Reklama

Alec Baldwin usłyszy zarzuty. Aktor będzie oskarżony o nieumyślne spowodowanie śmierci

W październiku 2021 roku na planie westernu "Rust" doszło do wypadku, w wyniku którego zginęła 41-letnia operatorka Halyna Hutchins, a reżyser - Joel Souza został ranny. Broń trzymana przez Aleca Baldwina wystrzeliła, raniąc dwie osoby. Jak informuje portal NBC News, aktor oraz inni członkowie ekipy filmowej zostaną oskarżeni o nieumyślne spowodowanie śmierci.

"Rust": Tragedia na planie produkcji Aleca Baldwina

W październiku 2021 roku na planie westernu "Rust" doszło do wypadku, w wyniku którego zginęła 41-letnia operatorka Halyna Hutchins, a reżyser - Joel Souza został ranny. Broń trzymana przez Aleca Baldwina wystrzeliła, raniąc dwie osoby. Była naładowana prawdziwą amunicją.

Halyna Hutchins pochodziła z Ukrainy, dorastała w radzieckiej bazie wojskowej za kołem podbiegunowym. Studiowała dziennikarstwo w Kijowie. Ukończyła Szkołę Filmową w Los Angeles.

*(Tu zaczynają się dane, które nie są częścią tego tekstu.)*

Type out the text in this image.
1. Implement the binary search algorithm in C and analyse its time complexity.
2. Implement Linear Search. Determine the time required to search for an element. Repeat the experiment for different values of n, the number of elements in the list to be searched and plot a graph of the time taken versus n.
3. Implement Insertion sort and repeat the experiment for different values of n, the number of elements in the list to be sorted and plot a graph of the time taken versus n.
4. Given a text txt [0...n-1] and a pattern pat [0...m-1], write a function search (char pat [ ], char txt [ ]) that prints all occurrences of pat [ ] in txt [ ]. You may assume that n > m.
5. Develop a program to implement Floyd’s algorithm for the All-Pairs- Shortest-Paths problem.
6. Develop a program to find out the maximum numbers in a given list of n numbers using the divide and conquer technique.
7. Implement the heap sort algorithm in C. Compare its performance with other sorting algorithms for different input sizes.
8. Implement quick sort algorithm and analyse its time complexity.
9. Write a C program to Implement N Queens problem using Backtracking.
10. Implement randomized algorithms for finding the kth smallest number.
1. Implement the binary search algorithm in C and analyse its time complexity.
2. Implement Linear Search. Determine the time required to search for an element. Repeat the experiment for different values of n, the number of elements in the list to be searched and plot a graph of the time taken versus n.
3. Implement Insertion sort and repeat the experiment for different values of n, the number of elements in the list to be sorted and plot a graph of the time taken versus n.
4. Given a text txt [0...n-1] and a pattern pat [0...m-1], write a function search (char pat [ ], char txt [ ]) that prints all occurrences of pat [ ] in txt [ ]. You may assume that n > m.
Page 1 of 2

W 2019 roku amerykański magazyn Cinematographer określił ją "wschodzącą gwiazdą kina".

Reklama

"Rust": Wstrząsający raport FBI

Przypomnijmy, że w pierwszym wywiadzie po tragedii Baldwin twierdził, że nie pociągnął za spust. Według niego broń sama wystrzeliła, a ktoś na planie dopuścił się zaniedbania. Baldwin zrzucił odpowiedzialność za tragedię na planie filmowym na Hannah Gutierrez-Reed i Davida Hallsa, którzy wręczyli mu broń.

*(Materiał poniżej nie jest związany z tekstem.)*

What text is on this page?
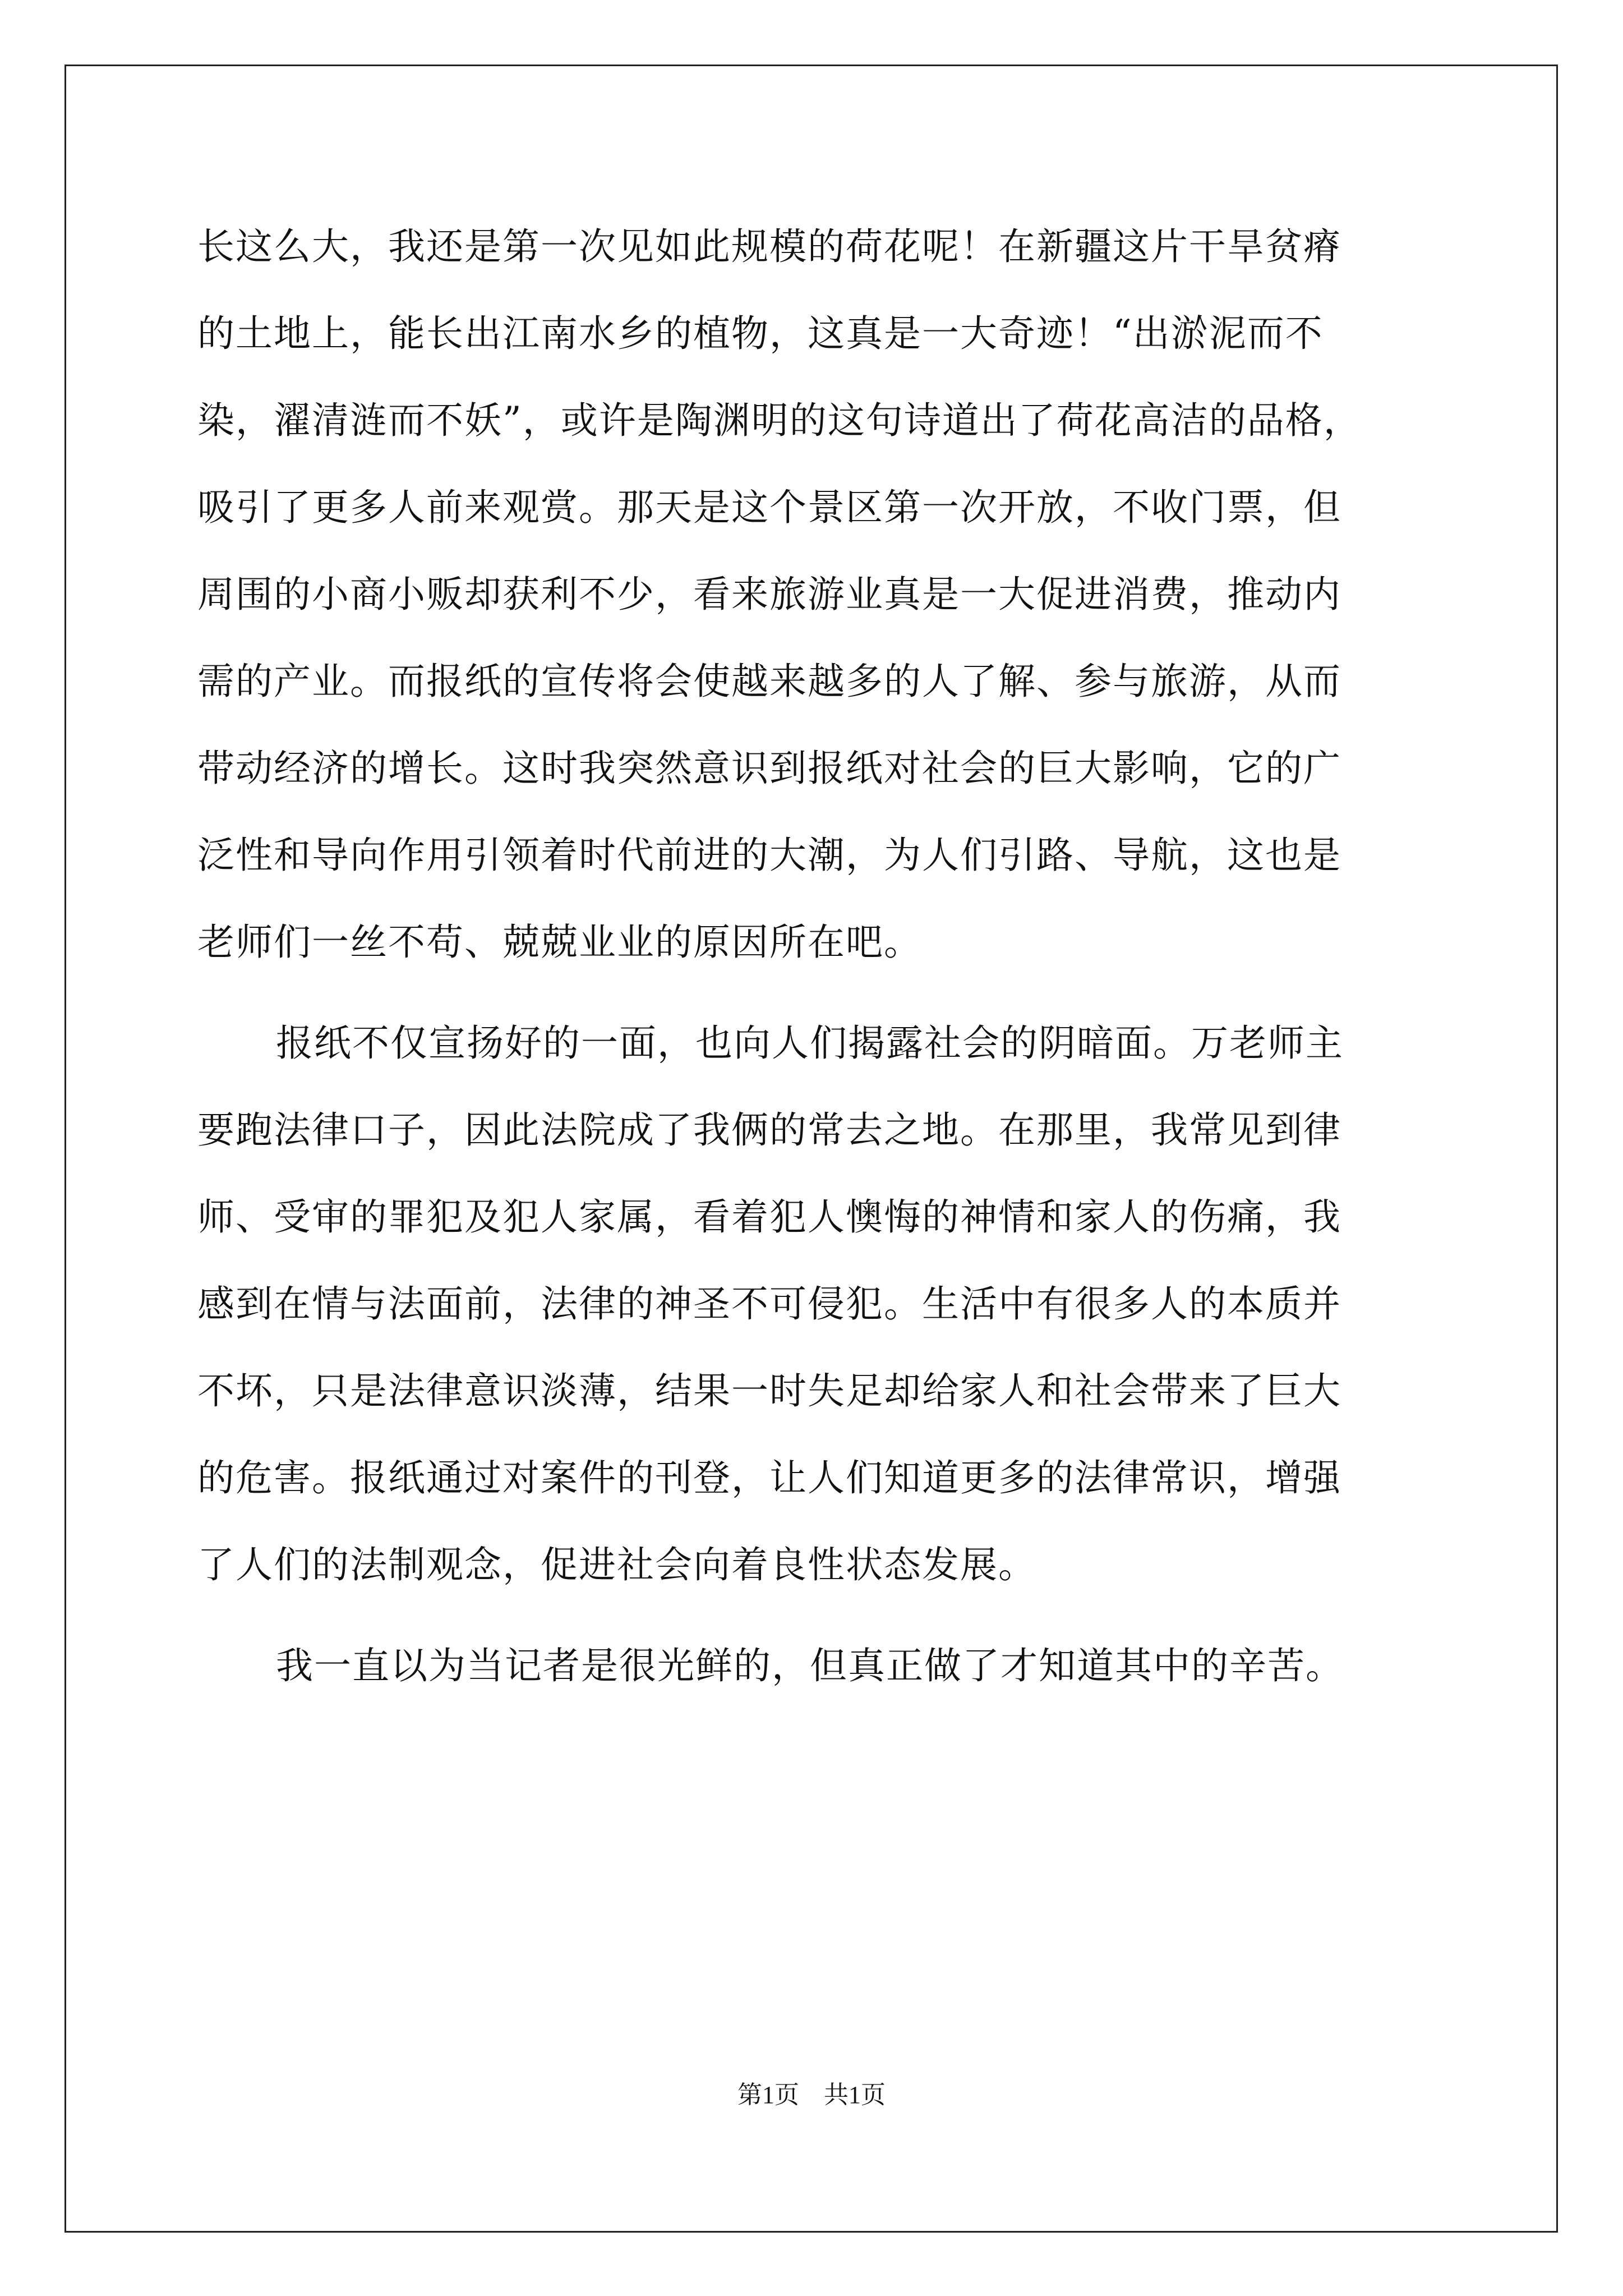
长这么大，我还是第一次见如此规模的荷花呢！在新疆这片干旱贫瘠
的土地上，能长出江南水乡的植物，这真是一大奇迹！“出淤泥而不
染，濯清涟而不妖”，或许是陶渊明的这句诗道出了荷花高洁的品格，
吸引了更多人前来观赏。那天是这个景区第一次开放，不收门票，但
周围的小商小贩却获利不少，看来旅游业真是一大促进消费，推动内
需的产业。而报纸的宣传将会使越来越多的人了解、参与旅游，从而
带动经济的增长。这时我突然意识到报纸对社会的巨大影响，它的广
泛性和导向作用引领着时代前进的大潮，为人们引路、导航，这也是
老师们一丝不苟、兢兢业业的原因所在吧。
报纸不仅宣扬好的一面，也向人们揭露社会的阴暗面。万老师主
要跑法律口子，因此法院成了我俩的常去之地。在那里，我常见到律
师、受审的罪犯及犯人家属，看着犯人懊悔的神情和家人的伤痛，我
感到在情与法面前，法律的神圣不可侵犯。生活中有很多人的本质并
不坏，只是法律意识淡薄，结果一时失足却给家人和社会带来了巨大
的危害。报纸通过对案件的刊登，让人们知道更多的法律常识，增强
了人们的法制观念，促进社会向着良性状态发展。
我一直以为当记者是很光鲜的，但真正做了才知道其中的辛苦。
第1页　共1页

"Człowiek, który jest głównym specjalistą ds. bezpieczeństwa na planie filmu, oświadczył, że broń jest bezpieczna, kiedy mi ją wręczył. Powiedział przy wszystkich 'To jest zimna broń'. Dlaczego to powiedział, jeśli nie wiedział i nie sprawdził? Chodzi o to, że powiedziano nam, że wszystko jest dobrze, można wyluzować i pracujemy z bronią, która jest bezpieczna" - powiedział aktor w rozmowie z CNN.

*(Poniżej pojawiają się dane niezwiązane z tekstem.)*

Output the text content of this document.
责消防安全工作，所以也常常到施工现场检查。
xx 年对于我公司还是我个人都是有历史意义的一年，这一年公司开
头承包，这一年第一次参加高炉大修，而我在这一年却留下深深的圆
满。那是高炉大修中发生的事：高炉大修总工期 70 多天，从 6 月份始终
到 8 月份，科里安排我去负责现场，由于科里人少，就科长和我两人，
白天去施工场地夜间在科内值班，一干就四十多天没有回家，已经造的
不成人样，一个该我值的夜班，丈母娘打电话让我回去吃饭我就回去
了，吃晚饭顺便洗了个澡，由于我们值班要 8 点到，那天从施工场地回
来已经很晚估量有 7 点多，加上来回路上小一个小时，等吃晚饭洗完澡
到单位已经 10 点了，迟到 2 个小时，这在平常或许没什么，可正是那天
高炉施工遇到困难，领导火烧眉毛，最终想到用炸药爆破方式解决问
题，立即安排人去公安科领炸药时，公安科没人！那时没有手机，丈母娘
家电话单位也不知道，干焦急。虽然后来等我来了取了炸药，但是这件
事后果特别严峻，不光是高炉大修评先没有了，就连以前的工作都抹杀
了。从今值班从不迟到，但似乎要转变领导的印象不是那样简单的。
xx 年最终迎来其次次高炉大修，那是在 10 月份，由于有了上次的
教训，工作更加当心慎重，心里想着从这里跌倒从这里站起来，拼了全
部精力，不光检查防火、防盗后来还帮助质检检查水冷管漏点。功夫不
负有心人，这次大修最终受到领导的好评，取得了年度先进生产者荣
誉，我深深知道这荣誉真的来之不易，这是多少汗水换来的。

W sierpniu ubiegłego roku opublikowany został szczegółowy raport FBI. Biegli FBI w raporcie opublikowanym przez ABC News ocenili, że rewolwer nie mógł wypalić samoistnie. Ich zdaniem, aby broń wystrzeliła, ktoś musiał pociągnąć za spust. To nie koniec wniosków, które mogą przysporzyć Alecowi Baldwinowi kłopotów. Biegli uznali także, że producenci filmu wiedzieli o tym, że procedury nie były dotrzymane. Mieli także wykazać się obojętnością na bezpieczeństwo pracowników poprzez brak kontroli nad zachowaniem właściwych praktyk i niepodejmowanie akcji naprawczych. 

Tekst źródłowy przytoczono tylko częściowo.